I just finished rocking Callen to sleep for his nap.  Lately, this little activity stirs emotion in me like no other.  I know that the days of rocking are numbered.  He’s 20 months old now, and getting more independent by the day.  In his waking hours, he’s an active go-getter: climbing, chasing, talking, throwing, exploring, and making messes along the way.  A virtual mini-man, he’s hard-headed, humorous, and hungry.

But, for those few minutes between when we wrestle pajamas on and when I lay him down in his crib, he is my sweet, cuddly baby boy; happy to nestle his head beneath my chin and share a book.  When the book is finished (for the second or third time), he helps me turn out the light, and I ask him if he wants me to sing him a song.  He always nods yes.  We rock and sing for a while.  I kiss him on the forehead and bury my nose in his hair between stanzas.  He points to his nose, then mine; his eyes, then mine; his ear, then mine.

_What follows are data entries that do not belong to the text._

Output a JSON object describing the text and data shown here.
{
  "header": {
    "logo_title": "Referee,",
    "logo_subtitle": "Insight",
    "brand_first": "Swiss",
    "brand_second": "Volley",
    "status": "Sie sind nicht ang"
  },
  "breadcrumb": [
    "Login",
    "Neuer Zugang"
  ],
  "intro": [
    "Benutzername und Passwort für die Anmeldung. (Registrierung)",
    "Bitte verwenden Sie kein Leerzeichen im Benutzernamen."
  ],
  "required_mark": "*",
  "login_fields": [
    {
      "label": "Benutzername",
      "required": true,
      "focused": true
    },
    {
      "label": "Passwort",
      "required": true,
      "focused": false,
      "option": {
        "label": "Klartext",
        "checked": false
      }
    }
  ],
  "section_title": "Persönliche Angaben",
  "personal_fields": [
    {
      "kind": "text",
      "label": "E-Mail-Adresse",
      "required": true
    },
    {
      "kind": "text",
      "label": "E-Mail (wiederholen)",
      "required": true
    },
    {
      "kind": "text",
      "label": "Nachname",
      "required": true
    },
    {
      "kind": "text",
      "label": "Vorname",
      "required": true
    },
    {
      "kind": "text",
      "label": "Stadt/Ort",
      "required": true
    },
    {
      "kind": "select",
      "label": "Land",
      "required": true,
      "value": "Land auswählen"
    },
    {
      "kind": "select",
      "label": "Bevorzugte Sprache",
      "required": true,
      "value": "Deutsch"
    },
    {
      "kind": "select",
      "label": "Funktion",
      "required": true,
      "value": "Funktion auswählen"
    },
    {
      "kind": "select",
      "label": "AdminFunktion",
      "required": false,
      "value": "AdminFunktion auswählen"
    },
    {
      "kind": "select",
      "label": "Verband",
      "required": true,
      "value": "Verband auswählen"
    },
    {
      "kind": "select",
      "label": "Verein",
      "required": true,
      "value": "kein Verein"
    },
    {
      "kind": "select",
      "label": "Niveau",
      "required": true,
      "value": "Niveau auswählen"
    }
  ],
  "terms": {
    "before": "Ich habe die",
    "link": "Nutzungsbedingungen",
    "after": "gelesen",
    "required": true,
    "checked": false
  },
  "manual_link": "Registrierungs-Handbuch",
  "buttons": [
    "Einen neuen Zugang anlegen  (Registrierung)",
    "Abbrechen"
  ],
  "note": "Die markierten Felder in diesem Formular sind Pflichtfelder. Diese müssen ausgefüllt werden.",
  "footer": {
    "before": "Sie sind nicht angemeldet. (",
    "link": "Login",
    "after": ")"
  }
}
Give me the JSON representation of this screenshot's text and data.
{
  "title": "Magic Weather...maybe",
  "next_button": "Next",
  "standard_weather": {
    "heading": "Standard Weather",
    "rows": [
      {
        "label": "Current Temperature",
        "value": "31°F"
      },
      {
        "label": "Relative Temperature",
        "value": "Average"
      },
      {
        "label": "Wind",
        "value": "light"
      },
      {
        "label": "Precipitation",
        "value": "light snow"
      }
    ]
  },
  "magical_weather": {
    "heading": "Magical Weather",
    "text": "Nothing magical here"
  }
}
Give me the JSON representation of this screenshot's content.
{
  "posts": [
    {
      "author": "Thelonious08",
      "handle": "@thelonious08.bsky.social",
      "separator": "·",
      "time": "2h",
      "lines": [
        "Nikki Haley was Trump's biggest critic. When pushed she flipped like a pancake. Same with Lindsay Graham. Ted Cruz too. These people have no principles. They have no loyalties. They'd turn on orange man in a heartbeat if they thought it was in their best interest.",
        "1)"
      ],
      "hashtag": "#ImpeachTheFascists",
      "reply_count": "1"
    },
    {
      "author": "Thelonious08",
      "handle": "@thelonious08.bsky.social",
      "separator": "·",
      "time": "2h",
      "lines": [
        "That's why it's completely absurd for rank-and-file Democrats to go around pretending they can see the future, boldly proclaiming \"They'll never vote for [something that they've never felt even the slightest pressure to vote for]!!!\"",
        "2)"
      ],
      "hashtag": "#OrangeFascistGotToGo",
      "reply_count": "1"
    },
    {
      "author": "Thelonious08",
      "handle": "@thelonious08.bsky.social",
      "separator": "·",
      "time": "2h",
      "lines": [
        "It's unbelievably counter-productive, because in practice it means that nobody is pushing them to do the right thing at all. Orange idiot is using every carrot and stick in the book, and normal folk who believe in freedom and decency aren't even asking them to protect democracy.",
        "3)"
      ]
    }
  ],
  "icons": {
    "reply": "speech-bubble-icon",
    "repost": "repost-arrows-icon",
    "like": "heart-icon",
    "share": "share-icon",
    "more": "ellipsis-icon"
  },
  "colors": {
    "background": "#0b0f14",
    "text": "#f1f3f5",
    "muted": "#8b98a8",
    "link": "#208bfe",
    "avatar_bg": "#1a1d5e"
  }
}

It’s during this time that my emotions stir.  The cuddles, the closeness, the feel of his little hands on my face all fill me with a combination of comfort and panic.  The comfort comes from feeling the unspoken love between mother and child that surfaces during moments such as this.  On the other hand, the dramatic part of my brain wastes no time in fast forwarding right through Callen’s childhood to a point in time when he is a 20-year-old college student who only calls when he needs money.  What will I do when my baby is gone and I have no one to rock?  My throat literally begins to close up, and my heart beat quickens.  I steal another forehead kiss and take a deep breath of little boy hair smell to calm myself. This is how siblings come to be.  I can completely understand how one of these rocking sessions could cause many a mommy to run straight from cribside to wherever her husband may be and advance on him with the specific goal of not having to leave that baby years behind. Luckily, my dramatic brain can still be overruled by my logistic brain, which reminds me that Rechkemmer babies don’t sleep through the night for the entire first year.

When the singing is done, he reaches up and hugs me with both arms, kisses me, and we rub noses Eskimo style.  “I love you,” I whisper to him as I lay him in his crib.  “Yuv yuuu,” he whispers back.